A good reorder point calculator can help you determine the right balance by calculating the ideal time to place an order, taking into account factors like your lead time and safety stock. For example, let’s say your product has a lead time of four days, and your reorder point is calculated as follows: Reorder point = safety stock + Average daily usage rate / Lead time (in days)
The goal is to calculate an optimal reorder point, so that you place orders at just the right times to minimize inventory holding costs while avoiding stockouts. This is known as just-in-time inventory, and it is an important component of efficient supply chains, which aim to cut costs, improve efficiency, and increase customer service by receiving inventory only when it’s needed.
Calculating the optimal reorder point can be challenging, but there are a number of ways to go about it. The most common is to use an inventory management system that offers reorder point calculators and real-time inventory tracking. These tools will notify you when a SKU hits its reorder point, making it easy to automate the process and eliminate human error.

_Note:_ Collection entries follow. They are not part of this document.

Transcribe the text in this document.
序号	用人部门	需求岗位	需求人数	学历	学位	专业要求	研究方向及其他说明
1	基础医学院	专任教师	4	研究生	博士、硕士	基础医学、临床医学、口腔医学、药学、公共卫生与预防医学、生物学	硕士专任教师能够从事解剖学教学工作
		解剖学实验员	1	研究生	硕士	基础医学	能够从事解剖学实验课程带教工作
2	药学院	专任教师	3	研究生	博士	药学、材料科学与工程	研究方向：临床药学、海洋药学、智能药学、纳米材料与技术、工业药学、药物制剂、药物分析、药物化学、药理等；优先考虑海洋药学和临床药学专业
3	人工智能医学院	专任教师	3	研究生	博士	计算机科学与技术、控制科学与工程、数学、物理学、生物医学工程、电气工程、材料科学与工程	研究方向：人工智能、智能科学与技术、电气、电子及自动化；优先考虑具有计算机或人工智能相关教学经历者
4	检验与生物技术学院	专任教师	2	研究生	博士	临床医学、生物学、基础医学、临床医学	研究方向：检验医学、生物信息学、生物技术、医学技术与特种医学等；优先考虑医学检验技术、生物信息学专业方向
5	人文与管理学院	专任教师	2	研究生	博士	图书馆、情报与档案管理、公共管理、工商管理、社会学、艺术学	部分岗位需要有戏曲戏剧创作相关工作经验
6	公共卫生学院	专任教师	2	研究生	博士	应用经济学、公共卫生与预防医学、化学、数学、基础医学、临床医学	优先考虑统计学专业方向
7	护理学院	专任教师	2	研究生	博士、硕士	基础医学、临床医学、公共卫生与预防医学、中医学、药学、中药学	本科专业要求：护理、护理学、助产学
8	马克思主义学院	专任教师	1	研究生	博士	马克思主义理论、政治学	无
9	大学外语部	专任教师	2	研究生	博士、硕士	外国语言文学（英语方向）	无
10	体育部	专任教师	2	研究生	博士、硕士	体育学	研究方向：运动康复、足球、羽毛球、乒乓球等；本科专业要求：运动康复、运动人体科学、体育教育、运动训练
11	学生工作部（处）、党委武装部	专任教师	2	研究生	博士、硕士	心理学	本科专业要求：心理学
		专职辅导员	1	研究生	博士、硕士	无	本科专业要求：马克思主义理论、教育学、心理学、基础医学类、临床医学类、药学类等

You should also review your reorder points regularly and recalculate them as your business grows and season changes occur. This helps you stay on top of changing demand and ensures that your reorder points are as accurate as possible.
If you want to save even more time and effort, consider outsourcing your ecommerce fulfillment operations to a 3PL like ShipBob. This can take the burden off your team so you can focus on growing your business.
In a perfect world, you could just rely on your reorder point to keep enough inventory in stock at all times, and avoid having to manually track everything in spreadsheets. However, we don’t live in that world, and if you don’t monitor your inventory properly, it’s possible that you’ll run out of products before placing an order.